KUTAI, Suararakyat.id – Penolakan aktivitas tambang batu bara ilegal di kutai kartanegara masih terus berjalan. Terdapat puluhan warga yang mencoba menutup dan memblokir paksa aktivitas tambang ilegal tersebut pada (1/04/2023) lalu. Aksi penutupan tambang ilegal yang dilakukan untuk kesekian kalinya tersebut sempat diwarnai bentrokan antara warga dan preman.

Menyikapi hal tersebut Koordinator Isu Sosial dan Politik BEM Nusantara, Farrel Yafi Wicaksana mengaku sangat miris dalam melihat kejadian tersebut. Menurutnya, terlihat dengan jelas Aksi Premanisme Tambang Ilegal di dalam sebuah video yang di viralkan oleh warga setempat, bahwa sekelompok preman membawa senjata tajam untuk menghadang aksi protes warga yang berusaha menghentikan aktivitas tambang batu bara di Loa Kulu.

Lebih lanjut Farrel sangat menyayangkan bahwa sikap dari aparat kepolisian yang terbilang cukup lemah dan tak mampu menciptakan rasa aman bagi warga dalam menyampaikan aspirasi nya.

Merujuk pada kejadian tersebut, BEM Nusantara menilai bahwa pihak Aparat Kepolisian dan Pemerintah Daerah Gagal dalam menertibkan tindak pidana kegiatan tambang ilegal yang kian merajalela

“Dengan banyaknya kegiatan tambang ilegal hari ini  dikarenakan tidak adanya sikap tegas dalam kolaborasi aparat kepolisian dan pemerintah daerah. Terlihat pada hari ini justru aparat kepolisian dan pemerintah daerah seakan menutup mata demi mengakomodir kepentingan Oknum tidak bertanggung jawab” ungkapnya.

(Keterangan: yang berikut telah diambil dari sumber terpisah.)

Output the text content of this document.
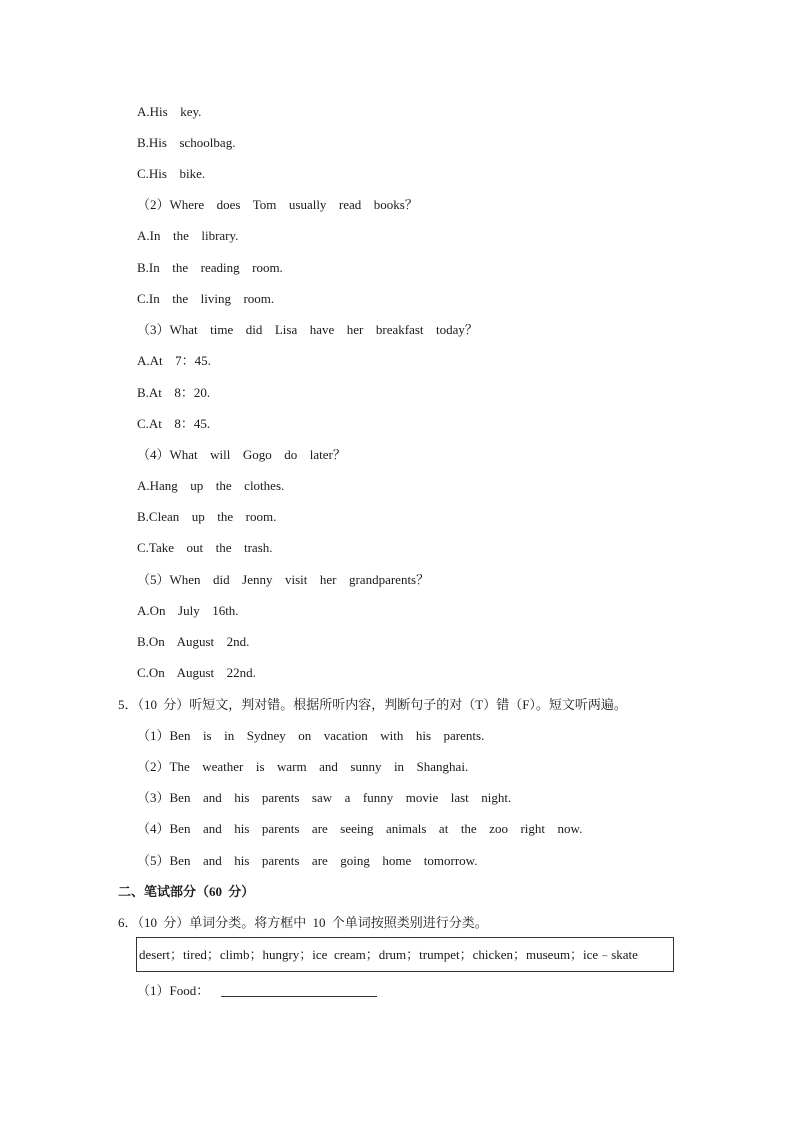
A.His  key.
B.His  schoolbag.
C.His  bike.
（2）Where  does  Tom  usually  read  books？
A.In  the  library.
B.In  the  reading  room.
C.In  the  living  room.
（3）What  time  did  Lisa  have  her  breakfast  today？
A.At  7：45.
B.At  8：20.
C.At  8：45.
（4）What  will  Gogo  do  later？
A.Hang  up  the  clothes.
B.Clean  up  the  room.
C.Take  out  the  trash.
（5）When  did  Jenny  visit  her  grandparents？
A.On  July  16th.
B.On  August  2nd.
C.On  August  22nd.
5．（10 分）听短文，判对错。根据所听内容，判断句子的对（T）错（F）。短文听两遍。
（1）Ben  is  in  Sydney  on  vacation  with  his  parents.
（2）The  weather  is  warm  and  sunny  in  Shanghai.
（3）Ben  and  his  parents  saw  a  funny  movie  last  night.
（4）Ben  and  his  parents  are  seeing  animals  at  the  zoo  right  now.
（5）Ben  and  his  parents  are  going  home  tomorrow.
二、笔试部分（60 分）
6．（10 分）单词分类。将方框中 10 个单词按照类别进行分类。
desert；tired；climb；hungry；ice  cream；drum；trumpet；chicken；museum；ice﹣skate
（1）Food：
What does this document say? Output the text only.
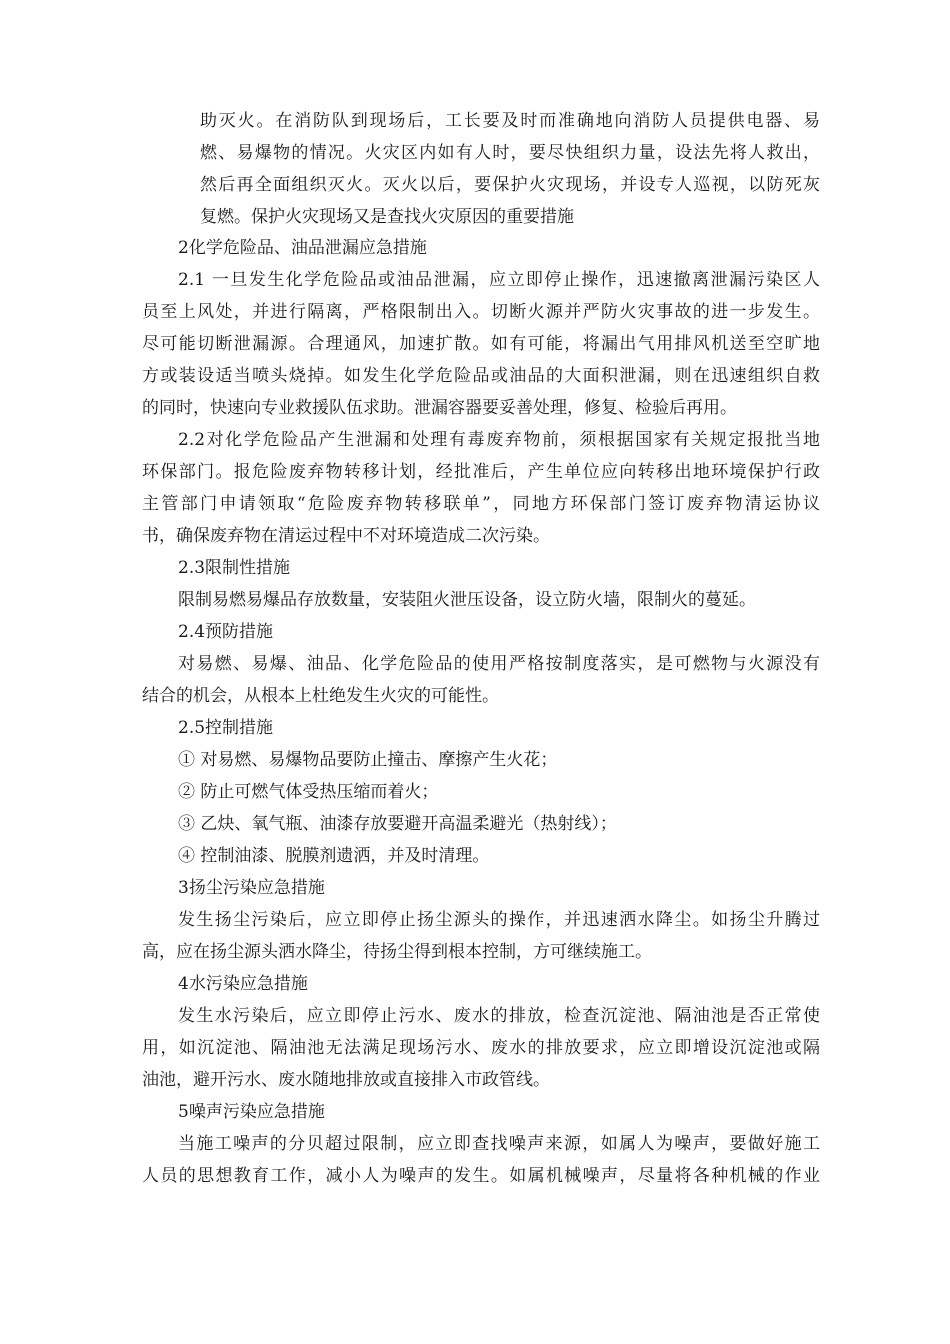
助灭火。在消防队到现场后，工长要及时而准确地向消防人员提供电器、易
燃、易爆物的情况。火灾区内如有人时，要尽快组织力量，设法先将人救出，
然后再全面组织灭火。灭火以后，要保护火灾现场，并设专人巡视，以防死灰
复燃。保护火灾现场又是查找火灾原因的重要措施
2化学危险品、油品泄漏应急措施
2.1 一旦发生化学危险品或油品泄漏，应立即停止操作，迅速撤离泄漏污染区人
员至上风处，并进行隔离，严格限制出入。切断火源并严防火灾事故的进一步发生。
尽可能切断泄漏源。合理通风，加速扩散。如有可能，将漏出气用排风机送至空旷地
方或装设适当喷头烧掉。如发生化学危险品或油品的大面积泄漏，则在迅速组织自救
的同时，快速向专业救援队伍求助。泄漏容器要妥善处理，修复、检验后再用。
2.2对化学危险品产生泄漏和处理有毒废弃物前，须根据国家有关规定报批当地
环保部门。报危险废弃物转移计划，经批准后，产生单位应向转移出地环境保护行政
主管部门申请领取“危险废弃物转移联单”，同地方环保部门签订废弃物清运协议
书，确保废弃物在清运过程中不对环境造成二次污染。
2.3限制性措施
限制易燃易爆品存放数量，安装阻火泄压设备，设立防火墙，限制火的蔓延。
2.4预防措施
对易燃、易爆、油品、化学危险品的使用严格按制度落实，是可燃物与火源没有
结合的机会，从根本上杜绝发生火灾的可能性。
2.5控制措施
① 对易燃、易爆物品要防止撞击、摩擦产生火花；
② 防止可燃气体受热压缩而着火；
③ 乙炔、氧气瓶、油漆存放要避开高温柔避光（热射线）；
④ 控制油漆、脱膜剂遗洒，并及时清理。
3扬尘污染应急措施
发生扬尘污染后，应立即停止扬尘源头的操作，并迅速洒水降尘。如扬尘升腾过
高，应在扬尘源头洒水降尘，待扬尘得到根本控制，方可继续施工。
4水污染应急措施
发生水污染后，应立即停止污水、废水的排放，检查沉淀池、隔油池是否正常使
用，如沉淀池、隔油池无法满足现场污水、废水的排放要求，应立即增设沉淀池或隔
油池，避开污水、废水随地排放或直接排入市政管线。
5噪声污染应急措施
当施工噪声的分贝超过限制，应立即查找噪声来源，如属人为噪声，要做好施工
人员的思想教育工作，减小人为噪声的发生。如属机械噪声，尽量将各种机械的作业
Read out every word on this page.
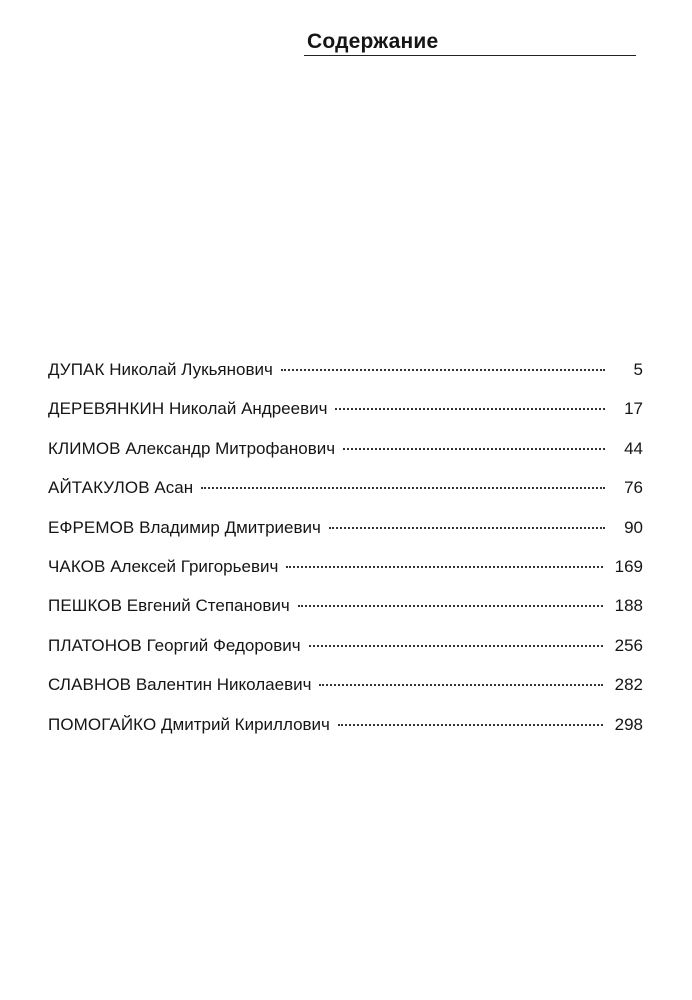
Содержание
ДУПАК Николай Лукьянович	5
ДЕРЕВЯНКИН Николай Андреевич	17
КЛИМОВ Александр Митрофанович	44
АЙТАКУЛОВ Асан	76
ЕФРЕМОВ Владимир Дмитриевич	90
ЧАКОВ Алексей Григорьевич	169
ПЕШКОВ Евгений Степанович	188
ПЛАТОНОВ Георгий Федорович	256
СЛАВНОВ Валентин Николаевич	282
ПОМОГАЙКО Дмитрий Кириллович	298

Ia pun menilai Aparat Kepolisian dan pemerintah daerah gagal mengayomi masyarakat karena dianggap tak mampu mengakomodir aspirasi masyarakat hingga sampai terjadi hal – hal demikian yang seharusnya kita hindari dalam penyampaian aspirasi di ruang publik

“Pemerintah daerah dan Aparat Kepolisian harus menjadi garda terdepan dalam mengawal aspirasi masyarakat. Bukan justru terlihat buta dan tuli ketika dihadapkan dengan kejadian hari ini. Perjuangan masyarakat dalam memberantas kegiatan tambang ilegal harus terus dibersamai, tentunya bukan dengan sikap “diam” aparat kepolisian dan pemerintah daerah,” tegas Farel.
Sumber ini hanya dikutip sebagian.